Sending data to AI is like telling a story to a coffee shop barista — the story doesn’t vanish. It may be remembered, passed along, and sometimes used to train the next version of the AI.
Simple test: If you wouldn’t post it on Facebook, don’t send it to AI.
Never send this data
1. Personally Identifiable Information (PII)
- National ID, passport numbers
- Credit card numbers, bank accounts
- Passwords, API keys, 2FA codes
- Home address paired with real name
- Private phone numbers (unless essential)
2. Data that isn’t yours
- Other people’s info without their consent (e.g. dumping a client list into AI to sort)
- Confidential business documents / NDA material
- Someone else’s medical reports
- Conversations people expected to be private
3. Combined identifying data
- Real name + birthday + workplace + photo = pinpoint identification
- Individually fine, combined it’s your “profile”
Data that’s usually safe
- General questions, opinions, creative writing
- Code without API keys or passwords
- Public information (articles, news)
- Your own data you’re willing to share (non-PII)
- Anonymized data (names → A, B, C; numbers → fake)
How each AI service handles your data
| Service | Stores conversations? | Uses for training? | Opt-out available? |
|---|---|---|---|
| ChatGPT Free | Yes | Yes (unless opted out) | Settings → Data Controls → disable “Improve the model” |
| ChatGPT Plus/Pro | Yes | No (default off) | — |
| Claude (web + API) | Short-term | No (unless opt-in) | — |
| Gemini | Yes | Yes | myactivity.google.com → delete history |
| Copilot (GitHub) | Stores code snippets | Yes (public repos) | Enterprise plan = opt-out |
Rule of thumb: On free tiers, assume everything might be used for training — pay for pro if the data matters.
Local AI — the privacy-focused alternative
Run models on your own machine with Ollama.

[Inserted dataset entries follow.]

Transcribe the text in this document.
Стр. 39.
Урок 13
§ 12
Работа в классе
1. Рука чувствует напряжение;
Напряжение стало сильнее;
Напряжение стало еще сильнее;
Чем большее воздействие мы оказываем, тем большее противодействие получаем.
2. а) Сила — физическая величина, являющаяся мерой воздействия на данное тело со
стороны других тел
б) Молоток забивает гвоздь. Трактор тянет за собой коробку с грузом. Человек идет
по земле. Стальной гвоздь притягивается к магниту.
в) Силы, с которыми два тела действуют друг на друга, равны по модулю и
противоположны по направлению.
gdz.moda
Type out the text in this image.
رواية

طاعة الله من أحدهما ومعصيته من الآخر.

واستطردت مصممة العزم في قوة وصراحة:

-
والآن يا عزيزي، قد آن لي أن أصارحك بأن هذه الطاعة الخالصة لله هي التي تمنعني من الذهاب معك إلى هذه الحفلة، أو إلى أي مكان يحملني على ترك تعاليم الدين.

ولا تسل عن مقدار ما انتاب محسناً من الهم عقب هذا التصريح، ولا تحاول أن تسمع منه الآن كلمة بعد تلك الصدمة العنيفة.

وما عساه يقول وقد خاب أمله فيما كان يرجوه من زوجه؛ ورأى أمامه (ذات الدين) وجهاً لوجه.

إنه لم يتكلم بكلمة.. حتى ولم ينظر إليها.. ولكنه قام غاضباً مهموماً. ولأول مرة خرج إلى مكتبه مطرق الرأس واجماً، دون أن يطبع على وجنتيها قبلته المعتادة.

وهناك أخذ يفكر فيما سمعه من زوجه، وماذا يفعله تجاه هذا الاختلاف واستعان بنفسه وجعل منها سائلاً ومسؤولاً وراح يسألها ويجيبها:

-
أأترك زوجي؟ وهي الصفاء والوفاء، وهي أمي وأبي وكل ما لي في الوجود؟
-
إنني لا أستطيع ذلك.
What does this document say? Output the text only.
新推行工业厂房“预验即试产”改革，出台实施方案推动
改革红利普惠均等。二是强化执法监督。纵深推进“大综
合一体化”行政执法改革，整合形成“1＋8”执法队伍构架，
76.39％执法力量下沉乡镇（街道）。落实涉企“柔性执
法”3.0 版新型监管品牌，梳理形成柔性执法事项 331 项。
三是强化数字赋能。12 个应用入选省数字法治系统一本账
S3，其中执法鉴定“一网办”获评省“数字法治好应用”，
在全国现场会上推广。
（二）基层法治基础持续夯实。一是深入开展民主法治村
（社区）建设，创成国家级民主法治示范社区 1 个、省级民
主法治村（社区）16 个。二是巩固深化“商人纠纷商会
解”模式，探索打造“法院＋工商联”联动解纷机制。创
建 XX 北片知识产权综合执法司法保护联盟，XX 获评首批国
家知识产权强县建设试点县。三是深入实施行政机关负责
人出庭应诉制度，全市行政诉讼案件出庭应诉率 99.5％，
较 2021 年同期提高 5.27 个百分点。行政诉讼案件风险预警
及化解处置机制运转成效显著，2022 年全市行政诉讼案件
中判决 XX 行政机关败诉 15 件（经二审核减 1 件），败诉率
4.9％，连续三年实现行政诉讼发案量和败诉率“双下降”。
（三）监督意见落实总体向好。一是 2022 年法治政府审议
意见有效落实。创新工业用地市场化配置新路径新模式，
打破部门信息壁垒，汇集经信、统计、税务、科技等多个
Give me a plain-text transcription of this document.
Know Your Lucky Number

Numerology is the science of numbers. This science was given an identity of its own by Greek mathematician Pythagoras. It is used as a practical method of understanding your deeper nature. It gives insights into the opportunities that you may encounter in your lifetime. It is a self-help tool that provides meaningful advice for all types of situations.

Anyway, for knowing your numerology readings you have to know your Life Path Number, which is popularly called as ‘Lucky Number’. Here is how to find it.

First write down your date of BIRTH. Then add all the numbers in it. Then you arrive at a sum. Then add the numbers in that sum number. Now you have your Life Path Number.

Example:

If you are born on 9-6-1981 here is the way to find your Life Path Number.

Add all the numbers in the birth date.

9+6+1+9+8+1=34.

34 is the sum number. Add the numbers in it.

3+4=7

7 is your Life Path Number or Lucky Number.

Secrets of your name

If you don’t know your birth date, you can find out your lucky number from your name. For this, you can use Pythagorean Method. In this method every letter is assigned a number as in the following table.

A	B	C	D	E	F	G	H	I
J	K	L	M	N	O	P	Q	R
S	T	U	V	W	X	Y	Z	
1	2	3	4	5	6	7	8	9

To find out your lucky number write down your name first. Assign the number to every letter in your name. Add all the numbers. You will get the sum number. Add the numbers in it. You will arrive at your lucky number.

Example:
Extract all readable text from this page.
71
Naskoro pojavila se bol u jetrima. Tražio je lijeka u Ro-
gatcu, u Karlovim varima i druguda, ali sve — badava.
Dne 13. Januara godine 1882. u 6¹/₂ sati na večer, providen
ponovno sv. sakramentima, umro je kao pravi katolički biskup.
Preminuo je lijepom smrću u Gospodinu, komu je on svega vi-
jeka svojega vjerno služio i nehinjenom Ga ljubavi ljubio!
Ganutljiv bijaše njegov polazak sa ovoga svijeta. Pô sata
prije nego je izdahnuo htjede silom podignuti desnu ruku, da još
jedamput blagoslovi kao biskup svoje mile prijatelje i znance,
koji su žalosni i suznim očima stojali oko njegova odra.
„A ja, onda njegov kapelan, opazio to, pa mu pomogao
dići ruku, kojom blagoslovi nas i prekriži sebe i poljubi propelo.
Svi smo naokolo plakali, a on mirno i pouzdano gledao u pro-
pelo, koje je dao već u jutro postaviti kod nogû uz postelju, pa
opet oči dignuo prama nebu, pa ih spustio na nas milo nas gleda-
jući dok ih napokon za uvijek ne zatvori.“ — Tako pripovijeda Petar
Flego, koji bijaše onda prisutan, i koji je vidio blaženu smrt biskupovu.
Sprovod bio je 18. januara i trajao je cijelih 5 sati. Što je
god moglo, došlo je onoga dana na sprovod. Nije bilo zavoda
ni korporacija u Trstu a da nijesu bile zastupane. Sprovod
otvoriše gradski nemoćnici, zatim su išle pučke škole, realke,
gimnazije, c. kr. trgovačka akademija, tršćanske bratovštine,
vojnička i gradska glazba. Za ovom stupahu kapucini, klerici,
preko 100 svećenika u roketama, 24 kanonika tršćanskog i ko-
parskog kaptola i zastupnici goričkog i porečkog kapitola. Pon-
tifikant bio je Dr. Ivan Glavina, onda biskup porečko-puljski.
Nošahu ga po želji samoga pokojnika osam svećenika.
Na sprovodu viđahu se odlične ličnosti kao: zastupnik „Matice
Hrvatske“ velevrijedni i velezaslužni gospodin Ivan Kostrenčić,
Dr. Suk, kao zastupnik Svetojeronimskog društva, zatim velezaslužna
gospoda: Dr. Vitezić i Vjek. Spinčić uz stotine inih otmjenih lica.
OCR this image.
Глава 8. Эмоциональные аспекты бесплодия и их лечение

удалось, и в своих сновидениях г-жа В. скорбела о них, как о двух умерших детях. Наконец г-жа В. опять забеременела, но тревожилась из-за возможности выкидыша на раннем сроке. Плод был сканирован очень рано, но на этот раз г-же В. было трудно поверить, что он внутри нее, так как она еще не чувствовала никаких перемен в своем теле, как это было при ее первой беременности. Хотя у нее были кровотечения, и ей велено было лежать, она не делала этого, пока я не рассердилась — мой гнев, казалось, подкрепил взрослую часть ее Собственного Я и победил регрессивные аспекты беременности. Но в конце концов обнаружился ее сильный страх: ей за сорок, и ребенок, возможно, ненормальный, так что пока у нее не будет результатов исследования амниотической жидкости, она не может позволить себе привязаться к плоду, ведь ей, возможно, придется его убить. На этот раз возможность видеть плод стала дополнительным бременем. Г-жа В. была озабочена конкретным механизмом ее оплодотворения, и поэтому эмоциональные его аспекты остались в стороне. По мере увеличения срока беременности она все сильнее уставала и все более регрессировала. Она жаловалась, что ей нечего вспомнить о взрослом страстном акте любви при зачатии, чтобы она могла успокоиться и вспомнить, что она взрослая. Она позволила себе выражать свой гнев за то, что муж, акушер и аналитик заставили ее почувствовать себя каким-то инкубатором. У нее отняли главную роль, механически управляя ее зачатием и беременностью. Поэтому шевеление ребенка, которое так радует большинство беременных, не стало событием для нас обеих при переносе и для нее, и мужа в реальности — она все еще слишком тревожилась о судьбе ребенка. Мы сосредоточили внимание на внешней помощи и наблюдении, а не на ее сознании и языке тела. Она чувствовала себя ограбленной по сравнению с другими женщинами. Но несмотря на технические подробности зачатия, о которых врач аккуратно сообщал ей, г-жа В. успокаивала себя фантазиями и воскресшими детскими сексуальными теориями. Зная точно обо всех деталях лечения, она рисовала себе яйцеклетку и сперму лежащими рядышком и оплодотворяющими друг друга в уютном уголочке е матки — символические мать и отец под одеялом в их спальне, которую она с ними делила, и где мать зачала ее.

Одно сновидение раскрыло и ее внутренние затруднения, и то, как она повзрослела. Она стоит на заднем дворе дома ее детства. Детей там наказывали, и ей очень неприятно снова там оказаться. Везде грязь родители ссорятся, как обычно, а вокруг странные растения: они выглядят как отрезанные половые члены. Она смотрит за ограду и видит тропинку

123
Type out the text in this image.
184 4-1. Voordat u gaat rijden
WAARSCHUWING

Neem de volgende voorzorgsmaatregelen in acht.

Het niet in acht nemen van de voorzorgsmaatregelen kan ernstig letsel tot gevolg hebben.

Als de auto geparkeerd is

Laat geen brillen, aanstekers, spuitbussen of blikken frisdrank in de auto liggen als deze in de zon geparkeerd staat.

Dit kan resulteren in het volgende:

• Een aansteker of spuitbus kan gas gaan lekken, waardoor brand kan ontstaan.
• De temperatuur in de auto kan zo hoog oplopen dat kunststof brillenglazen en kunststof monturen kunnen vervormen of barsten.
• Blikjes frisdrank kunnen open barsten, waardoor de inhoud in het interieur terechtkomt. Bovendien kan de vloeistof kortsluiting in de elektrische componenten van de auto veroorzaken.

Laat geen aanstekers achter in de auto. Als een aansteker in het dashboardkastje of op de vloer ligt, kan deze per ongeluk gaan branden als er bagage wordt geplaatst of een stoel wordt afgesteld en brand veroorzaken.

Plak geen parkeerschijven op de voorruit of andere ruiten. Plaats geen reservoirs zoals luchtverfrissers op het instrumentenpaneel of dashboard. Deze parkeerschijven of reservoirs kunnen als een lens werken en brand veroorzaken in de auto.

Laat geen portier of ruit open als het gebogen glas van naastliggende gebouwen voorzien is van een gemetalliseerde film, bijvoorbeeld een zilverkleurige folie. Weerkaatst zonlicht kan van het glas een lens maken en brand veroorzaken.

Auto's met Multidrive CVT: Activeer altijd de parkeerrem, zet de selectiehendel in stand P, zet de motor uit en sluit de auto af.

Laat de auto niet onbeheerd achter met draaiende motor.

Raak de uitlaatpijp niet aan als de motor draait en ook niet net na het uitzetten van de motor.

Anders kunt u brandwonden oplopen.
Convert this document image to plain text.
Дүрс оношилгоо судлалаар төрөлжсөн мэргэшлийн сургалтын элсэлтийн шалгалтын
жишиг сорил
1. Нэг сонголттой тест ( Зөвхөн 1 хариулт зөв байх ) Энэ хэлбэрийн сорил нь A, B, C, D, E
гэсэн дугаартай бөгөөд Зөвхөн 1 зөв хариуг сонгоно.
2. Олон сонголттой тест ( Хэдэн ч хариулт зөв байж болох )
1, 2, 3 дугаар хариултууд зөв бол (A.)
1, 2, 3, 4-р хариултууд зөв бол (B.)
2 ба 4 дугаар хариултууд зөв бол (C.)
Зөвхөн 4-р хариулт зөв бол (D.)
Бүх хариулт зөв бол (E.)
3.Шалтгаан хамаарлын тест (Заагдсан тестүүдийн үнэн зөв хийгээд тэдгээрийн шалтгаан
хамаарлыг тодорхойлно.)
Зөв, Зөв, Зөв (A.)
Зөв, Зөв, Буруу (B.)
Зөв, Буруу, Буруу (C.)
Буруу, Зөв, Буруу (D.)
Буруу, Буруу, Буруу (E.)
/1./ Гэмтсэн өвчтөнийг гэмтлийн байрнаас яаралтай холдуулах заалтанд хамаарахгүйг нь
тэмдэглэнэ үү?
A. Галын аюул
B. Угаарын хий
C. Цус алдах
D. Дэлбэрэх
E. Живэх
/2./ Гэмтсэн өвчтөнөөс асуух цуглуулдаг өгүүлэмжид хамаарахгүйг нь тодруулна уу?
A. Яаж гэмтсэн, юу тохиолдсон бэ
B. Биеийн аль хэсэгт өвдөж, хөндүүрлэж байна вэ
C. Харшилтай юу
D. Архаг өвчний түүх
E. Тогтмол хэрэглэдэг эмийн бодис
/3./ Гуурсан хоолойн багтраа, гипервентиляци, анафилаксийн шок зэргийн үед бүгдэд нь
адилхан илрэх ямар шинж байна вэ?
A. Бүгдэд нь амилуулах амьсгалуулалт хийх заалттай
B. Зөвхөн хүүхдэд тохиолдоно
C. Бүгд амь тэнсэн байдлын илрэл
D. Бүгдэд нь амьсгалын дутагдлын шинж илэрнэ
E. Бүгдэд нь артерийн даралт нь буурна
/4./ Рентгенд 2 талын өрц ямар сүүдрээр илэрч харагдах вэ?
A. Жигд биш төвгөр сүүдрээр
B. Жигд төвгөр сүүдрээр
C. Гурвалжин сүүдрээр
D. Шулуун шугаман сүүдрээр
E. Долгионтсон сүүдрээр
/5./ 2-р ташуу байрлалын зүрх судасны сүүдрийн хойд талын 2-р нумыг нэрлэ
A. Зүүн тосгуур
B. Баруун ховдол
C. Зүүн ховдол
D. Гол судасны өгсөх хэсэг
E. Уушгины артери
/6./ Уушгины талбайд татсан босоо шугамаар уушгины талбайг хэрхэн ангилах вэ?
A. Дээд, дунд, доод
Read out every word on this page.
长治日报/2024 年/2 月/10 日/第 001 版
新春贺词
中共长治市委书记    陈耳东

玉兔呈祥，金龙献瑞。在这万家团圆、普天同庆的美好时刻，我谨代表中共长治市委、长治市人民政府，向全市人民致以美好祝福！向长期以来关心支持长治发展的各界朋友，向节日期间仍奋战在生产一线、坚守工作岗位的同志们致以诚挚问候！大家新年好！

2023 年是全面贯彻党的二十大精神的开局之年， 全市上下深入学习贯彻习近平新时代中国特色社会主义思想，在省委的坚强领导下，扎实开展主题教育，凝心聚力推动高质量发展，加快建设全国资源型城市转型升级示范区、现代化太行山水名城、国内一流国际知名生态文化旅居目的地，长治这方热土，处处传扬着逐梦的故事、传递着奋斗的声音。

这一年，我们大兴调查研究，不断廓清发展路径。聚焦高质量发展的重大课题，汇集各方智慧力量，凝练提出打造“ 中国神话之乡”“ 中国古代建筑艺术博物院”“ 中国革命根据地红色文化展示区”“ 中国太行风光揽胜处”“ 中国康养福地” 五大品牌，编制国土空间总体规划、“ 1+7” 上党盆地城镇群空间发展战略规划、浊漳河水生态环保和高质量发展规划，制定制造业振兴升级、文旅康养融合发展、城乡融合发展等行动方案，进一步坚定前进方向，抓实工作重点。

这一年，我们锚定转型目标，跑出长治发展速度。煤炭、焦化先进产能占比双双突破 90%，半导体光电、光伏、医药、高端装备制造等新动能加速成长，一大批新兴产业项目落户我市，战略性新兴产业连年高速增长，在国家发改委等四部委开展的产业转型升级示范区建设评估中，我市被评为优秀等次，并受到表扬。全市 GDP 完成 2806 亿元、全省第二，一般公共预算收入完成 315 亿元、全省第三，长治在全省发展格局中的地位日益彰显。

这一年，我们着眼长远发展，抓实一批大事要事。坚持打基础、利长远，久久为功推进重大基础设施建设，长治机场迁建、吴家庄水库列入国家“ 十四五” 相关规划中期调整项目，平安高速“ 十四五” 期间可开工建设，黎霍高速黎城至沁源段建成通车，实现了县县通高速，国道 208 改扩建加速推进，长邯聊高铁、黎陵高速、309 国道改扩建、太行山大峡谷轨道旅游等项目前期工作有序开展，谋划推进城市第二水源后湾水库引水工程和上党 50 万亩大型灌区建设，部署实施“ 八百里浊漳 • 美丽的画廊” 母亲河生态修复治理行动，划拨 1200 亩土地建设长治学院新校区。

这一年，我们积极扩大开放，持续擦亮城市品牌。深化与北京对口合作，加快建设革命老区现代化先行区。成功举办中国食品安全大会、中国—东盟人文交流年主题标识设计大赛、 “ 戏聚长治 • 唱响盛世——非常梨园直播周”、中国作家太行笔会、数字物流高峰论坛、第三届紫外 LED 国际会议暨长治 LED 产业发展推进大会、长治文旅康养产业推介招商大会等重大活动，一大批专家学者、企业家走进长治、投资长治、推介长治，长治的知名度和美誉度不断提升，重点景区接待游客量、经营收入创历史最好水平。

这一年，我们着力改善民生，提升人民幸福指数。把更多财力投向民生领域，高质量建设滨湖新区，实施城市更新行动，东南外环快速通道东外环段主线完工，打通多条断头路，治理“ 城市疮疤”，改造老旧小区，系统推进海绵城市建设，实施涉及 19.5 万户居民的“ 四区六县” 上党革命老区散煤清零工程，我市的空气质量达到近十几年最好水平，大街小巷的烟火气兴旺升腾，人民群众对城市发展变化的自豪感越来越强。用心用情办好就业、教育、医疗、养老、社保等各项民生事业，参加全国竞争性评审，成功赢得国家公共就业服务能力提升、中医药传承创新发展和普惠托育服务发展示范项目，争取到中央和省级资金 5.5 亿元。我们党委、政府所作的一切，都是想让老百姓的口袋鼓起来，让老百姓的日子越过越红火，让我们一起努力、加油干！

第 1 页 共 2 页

Nothing leaves your hardware, but you need a GPU and smaller models than the cloud (less capable).
Fits when:
- Highly sensitive data (legal, medical, business secrets)
- You’re privacy-paranoid (reasonable, not paranoid)
- Dev experimenting with prompts without API costs
Doesn’t fit when:
- You need top-tier quality (GPT-4/Claude level)
- You’re not comfortable with the command line
5 Pro Tips
- Separate workspaces — don’t use one account for personal and work conversations; switch accounts or create separate projects
- Anonymize before sending — “Customer A” instead of real names, “Company X” instead of actual names
- Delete conversations — clear them after you’re done (ChatGPT, Gemini both have buttons)
- Don’t grant AI access to email/calendar unless necessary — some plugins request overly broad scopes
- Read the privacy policy — if a new app doesn’t have a clear policy, don’t use it
Summary
AI is smart and useful, but it’s a service someone else runs — the data you send is data that might be seen, stored, or used to train future models.
One rule to remember: Wouldn’t post it on Facebook = don’t send it to AI.
For truly sensitive content, use Local AI instead.